Стихи Рёкана Янагида Сэйдзан уподобляет мозаике, искусно сотворённому витражу, выложенному из отдельных слов, образов, поэтических мотивов и символов, восходящих к разным литературным источникам, а потому предполагающих немалую литературную эрудицию читателя, его свободную ориентацию в поэтической традиции Китая и Японии. Значению и богатству символических интерпретаций, например, слова костёр (такиги) Янагида Сэйдзан посвятил целую главу своей книги о Рёкане4.
С вязанкой дров за плечами
Спускаюсь западным склоном горы
По тропке – ухаб на ухабе!
И порою, присев ненадолго в тени сосны,
Замираю, услыша весенних птиц.
При чтении первых же слов стихотворения редко кому из японцев не придёт на память знакомый с детских лет образ Ниномия Сонтоку – прославленного учёного эпохи Эдо, вышедшего благодаря необыкновенному упорству и тяге к знаниям из самых низов японского общества. Его скульптурное изображение в виде юноши, согнувшимся под тяжестью вязанки дров и с раскрытой книгой в руках можно и теперь нередко увидеть в разных уголках Японии, особенно перед воротами школ в напоминании об одной из самых известных конфуцианских добродетелей, культивируемых на Востоке, – стремление к учению.
Поэтика стихов Рёкана настраивает на созерцательное и предельно внимательное отношение к миру, призывает не столько смотреть , сколько всматриваться , не слушать , а вслушиваться в звуки и краски мира, будь то спокойное течение реки Танигава или шорох ночного дождя, тихий и задумчивый шелест опадающих осенью листьев. Ничто не раскрывает душу поэта, как его стихи. А Рёкан был прежде всего поэтом: поэтом не в смысле профессиональной одарённости, а в смысле особого – тонкого и глубокого – восприятия действительности, чьё сердце с особой обострённостью отзывалось на все вибрации мира. Трудно не согласиться со словами крупнейшего в Японии знатока и исследователя жизни и творчества Рёкана Янагида Сэйдзана: «В сегодняшнее душное и тревожное время, исполненное ненужной и бестолковой суеты, одна только мысль о Рёкане словно бы очищает сердце, внушает мужество и стойкость»5.
Примечания
- Yusen Kashiwara, Коуи Sonoda. Shapes of Japanese Buddism. Tokyo. 1994. P. 191.
- Yanagida Seizan. Ryokan no kansi о yomu. Tokyo, 1999. P. 23-26.
- Камо-но-Темэй. Записки из кельи. Цит. по: Конрад Н. И. Японская литература в образцах и очерках. М., 1991. С. 258.

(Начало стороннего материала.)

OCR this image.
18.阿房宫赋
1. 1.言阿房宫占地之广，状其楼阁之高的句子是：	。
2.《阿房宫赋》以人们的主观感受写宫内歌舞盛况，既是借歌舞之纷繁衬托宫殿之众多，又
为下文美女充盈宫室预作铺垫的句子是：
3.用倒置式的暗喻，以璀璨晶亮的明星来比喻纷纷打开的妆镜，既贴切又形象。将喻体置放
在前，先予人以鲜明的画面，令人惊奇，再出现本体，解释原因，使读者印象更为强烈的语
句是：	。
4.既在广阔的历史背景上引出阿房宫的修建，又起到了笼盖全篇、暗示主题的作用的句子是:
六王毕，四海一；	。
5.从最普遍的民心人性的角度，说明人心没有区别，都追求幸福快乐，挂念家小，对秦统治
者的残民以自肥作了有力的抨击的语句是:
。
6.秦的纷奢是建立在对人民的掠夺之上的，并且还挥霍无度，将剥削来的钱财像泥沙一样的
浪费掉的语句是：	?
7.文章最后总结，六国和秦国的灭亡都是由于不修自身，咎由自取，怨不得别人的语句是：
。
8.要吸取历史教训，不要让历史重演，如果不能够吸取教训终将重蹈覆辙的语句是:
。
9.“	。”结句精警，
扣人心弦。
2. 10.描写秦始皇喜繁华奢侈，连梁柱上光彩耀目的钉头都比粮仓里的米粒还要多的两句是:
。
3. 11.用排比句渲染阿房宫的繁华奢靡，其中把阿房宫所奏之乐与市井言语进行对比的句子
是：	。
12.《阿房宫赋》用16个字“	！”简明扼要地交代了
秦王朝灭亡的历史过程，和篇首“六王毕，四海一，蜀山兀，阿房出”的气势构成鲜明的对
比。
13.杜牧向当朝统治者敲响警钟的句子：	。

- Yanagida Seizan. Ryokan no kansi о yomu. Tokyo, 1999. P. 35-38.
- Ibid. P. 10.
Переводы стихов Рёкана сделаны автором статьи с японского языка по кн.: Yanagida Seizan. Ryokan по kansi о yomu. Tokyo, 1999; с английского языка по кн.: One Robe, One Bowl. The Zen poetry of Ryokan. N. Y., Tokyo, 1977 и Stephen Addiss. The Art of Zen. N. Y., 1989.
Источник: Малинина Е.Е. Искусство, рождённое Безмолвием: Моногр. / Новосиб. гос. ун-т. Новосибирск, 2013.